Why Prune Trees and Shrubs
No matter what size tree or shrub you have, they require periodic trimming to keep them healthy and attractive. Trees require low on the trunk sprouts, known as sucklers, to be removed in the spring to promote growth higher up, but in the fall they need a thorough and well thought out pruning to remove damaged limbs or starter limbs that will lead to damage as they get larger.
Before you begin to cut any limbs or branches it is important to know what to look for. Take a visual review of your tree or shrub to see where there maybe branch clustering or crossover. These are areas that will need to be addressed.
Areas where limbs bump up against each other or will as the limbs increase in size are areas that need particular attention in order to remove new branches that will scrape bark from more established branches as they mature. This will prevent overcrowding that will affect the amount of sunlight that lower branches receive as well as minimize growth damage.
Remove any limbs that have missing bark or broken sections to minimize fungus and disease from taking hold. This also prevents insect infestation from having an open wound to attack and make a home in.
To prevent causing damage as you prune your trees and shrubs, you should always cut limbs and branches as close to the trunk as possible.
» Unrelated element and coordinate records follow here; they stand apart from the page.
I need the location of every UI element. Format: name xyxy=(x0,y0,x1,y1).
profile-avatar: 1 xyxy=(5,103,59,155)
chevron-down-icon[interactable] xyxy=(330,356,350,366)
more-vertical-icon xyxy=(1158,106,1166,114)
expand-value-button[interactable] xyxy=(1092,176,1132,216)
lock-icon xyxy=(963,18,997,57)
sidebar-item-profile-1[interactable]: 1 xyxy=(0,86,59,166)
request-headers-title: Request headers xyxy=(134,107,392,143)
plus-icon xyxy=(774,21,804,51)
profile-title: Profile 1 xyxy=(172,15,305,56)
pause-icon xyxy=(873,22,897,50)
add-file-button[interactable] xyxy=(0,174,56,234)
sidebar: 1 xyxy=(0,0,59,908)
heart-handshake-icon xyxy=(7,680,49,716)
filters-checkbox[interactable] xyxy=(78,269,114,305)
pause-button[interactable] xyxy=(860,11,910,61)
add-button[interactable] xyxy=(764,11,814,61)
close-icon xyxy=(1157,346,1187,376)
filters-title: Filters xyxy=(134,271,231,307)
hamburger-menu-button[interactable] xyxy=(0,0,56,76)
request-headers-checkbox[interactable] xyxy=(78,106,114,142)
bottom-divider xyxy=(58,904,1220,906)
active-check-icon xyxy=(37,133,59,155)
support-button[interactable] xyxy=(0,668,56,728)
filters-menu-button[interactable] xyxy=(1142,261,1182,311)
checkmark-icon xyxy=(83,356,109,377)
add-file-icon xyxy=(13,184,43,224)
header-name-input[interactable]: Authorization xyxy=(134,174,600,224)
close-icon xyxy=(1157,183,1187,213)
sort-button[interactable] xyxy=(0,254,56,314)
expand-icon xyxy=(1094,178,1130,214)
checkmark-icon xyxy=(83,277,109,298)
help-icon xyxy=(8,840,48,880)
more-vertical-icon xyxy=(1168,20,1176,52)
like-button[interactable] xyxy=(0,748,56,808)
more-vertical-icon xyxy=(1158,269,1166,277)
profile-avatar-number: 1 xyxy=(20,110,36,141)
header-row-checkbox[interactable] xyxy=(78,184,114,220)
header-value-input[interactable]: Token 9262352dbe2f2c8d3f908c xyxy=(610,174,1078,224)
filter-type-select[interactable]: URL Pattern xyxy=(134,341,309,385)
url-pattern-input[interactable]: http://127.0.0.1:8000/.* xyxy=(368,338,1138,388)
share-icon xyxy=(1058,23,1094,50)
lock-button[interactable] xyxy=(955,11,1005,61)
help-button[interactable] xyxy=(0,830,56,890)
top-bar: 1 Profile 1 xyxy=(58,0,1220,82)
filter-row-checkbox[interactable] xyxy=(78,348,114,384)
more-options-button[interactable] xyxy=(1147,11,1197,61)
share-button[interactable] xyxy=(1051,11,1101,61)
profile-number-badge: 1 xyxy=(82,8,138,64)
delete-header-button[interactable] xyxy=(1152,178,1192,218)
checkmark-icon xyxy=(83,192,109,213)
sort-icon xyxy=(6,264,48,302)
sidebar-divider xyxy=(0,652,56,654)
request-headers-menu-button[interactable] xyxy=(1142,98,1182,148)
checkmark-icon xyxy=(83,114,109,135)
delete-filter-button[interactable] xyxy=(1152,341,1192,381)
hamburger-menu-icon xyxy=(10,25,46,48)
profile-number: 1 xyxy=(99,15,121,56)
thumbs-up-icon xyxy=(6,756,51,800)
This provides quicker bark healing, as well as less trauma to the plant.
For smaller stems, foliage, or branches make your cuts as close to the next largest limbs connecting joint as possible. This is done for the same reasons as trimming close to the trunk for larger limbs.
The best time to fall prune is after all of the foliage and any fruit or flowers have fallen from the tree. Doing so assures that your tree is entering the dormant stage as well as provides you with better visibility of your tree’s or shrub’s limb structure as you decide which branches need to be removed.
This is a great time to take a look at your tree or shrubs shape to see if it needs to be re-shaped or cutback to avoid roof and fence damage. This kind of pruning is for long-term growth, so make sure you have a clear picture of where you want your branches to flourish and where you want your tree to avoid growing before you prune larger more established growth areas.
Lastly, when pruning larger limbs or making substantial cuts to your trees, cover larger open wounds with tree bandaging or bandaging solutions that you can purchase at your local garden or home center. This prevents fungus causing moisture and insects from attacking your tree.